Monday, November 12, 2018

Giant Web

This next story comes from the prompt on my retreat to think of our earliest encounter with nature and to write about whatever comes to mind first.  She asked us to think why this story, why now, and what is in the medicine bag it has for us. This is the story that came to me.

We lived in the center of a small town in New Hampshire and we had a big back yard that seemed the size of a whole planet when I was a child.  I know now it was only about five acres, but it seemed huge then.  Our house was built in the Georgian style in the early late 1700s and operated as an inn in colonial times.  Behind it was a three-story barn and a large green lawn with a mature oak tree.  In the back yard we had a grapevine, an apple orchard and a vegetable garden.  Behind the garden was a small hill covered with a mix of timothy, clover and alfalfa.  The field was behind that and a high hill covered with dense forest.

When I was 4 or 5 years old, I was playing outdoors with my friend Cindy.  It was late summer, and the field had not been plowed so the grass was very high, taller than me.  Cindy and I wanted to go play in the forest, but as soon as we got through the tall grass, the underbrush and prickly branches of the forest made us turn back.  On the way back, we got separated.  Cindy was nowhere to be seen and the grass was too high for me to see where she might have gone.  I began pushing down the tall grass with my hands to move forward and suddenly I found myself inside a giant spider web with dozens of spiders in it.  There was a whole colony of spiders nearly as big as my hand.  There was no way out.  I screamed and pushed through the web and ran as fast as I could through the tall grass in the field, over the hill, past the garden, the orchard, the grapevines and the barn to the lawn next to the house.  When I reached the house, I stopped running and screaming and brushed myself off from head to toe.  Cindy finally caught up with me a while later and asked what the matter was. I told her the spiders were going to get us. She laughed at me and asked if I thought they were chasing us.  Well, no I realized.  They can't do that.  Cindy was older than me.  I must have looked very silly to her.  

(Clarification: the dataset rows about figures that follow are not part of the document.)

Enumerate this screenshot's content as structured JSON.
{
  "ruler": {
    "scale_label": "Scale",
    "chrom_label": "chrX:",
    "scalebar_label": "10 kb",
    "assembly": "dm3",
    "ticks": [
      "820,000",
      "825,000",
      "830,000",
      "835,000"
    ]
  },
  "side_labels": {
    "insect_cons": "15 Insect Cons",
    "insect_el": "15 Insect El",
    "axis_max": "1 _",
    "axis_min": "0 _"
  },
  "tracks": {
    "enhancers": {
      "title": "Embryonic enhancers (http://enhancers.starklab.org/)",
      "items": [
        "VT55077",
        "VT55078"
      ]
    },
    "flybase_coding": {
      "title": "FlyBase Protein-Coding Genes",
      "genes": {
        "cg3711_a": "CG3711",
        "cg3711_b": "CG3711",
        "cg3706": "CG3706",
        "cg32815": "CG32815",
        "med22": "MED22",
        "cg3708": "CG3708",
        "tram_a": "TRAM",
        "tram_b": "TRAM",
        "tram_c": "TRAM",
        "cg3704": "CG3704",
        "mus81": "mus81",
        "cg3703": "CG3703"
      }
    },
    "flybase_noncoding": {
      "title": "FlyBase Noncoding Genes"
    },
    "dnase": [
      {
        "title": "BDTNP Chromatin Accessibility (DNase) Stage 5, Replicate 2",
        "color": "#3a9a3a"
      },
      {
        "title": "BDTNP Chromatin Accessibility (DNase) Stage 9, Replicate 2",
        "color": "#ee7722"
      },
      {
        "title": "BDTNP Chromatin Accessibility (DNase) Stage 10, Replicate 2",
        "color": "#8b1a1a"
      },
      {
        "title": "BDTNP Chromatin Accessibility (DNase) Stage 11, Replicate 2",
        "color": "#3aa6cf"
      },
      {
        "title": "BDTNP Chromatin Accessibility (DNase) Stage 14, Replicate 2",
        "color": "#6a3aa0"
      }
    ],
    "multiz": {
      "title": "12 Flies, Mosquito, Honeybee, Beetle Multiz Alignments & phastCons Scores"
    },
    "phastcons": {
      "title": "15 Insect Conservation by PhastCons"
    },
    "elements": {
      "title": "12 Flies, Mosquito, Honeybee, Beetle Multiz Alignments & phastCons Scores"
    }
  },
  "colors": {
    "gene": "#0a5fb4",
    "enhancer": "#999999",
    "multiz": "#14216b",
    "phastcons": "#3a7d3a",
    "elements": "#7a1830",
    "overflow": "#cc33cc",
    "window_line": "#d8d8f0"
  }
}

Thinking about why this story came to me, why now and what was in its medicine bag, I had this insight.  All of my life I've had a condition that is a kind of agoraphobia, but it is not a fear of crowds or open spaces, not a fear of social embarrassment, although who doesn't have that sometimes?  I have always been afraid of being surrounded and not being able to find my way out.  As a result when I am in a crowd I always sit in a place where I can see everyone around me and can get out quickly if I want.  Even on the retreat I realized I was sitting on the edge outside the circle.  I used to wonder if something happened to me to cause this discomfort.  I tried many times to think of an occasion when I was surrounded by people that made me afraid.  Nothing ever occurred to me.  In the medicine bag of this story I discovered what caused me to have this condition and how to cure it.  I have a fear of being caught in a giant web and not a fear of being surrounded by people.  Now that I know that I am letting myself back into the web of life a little more.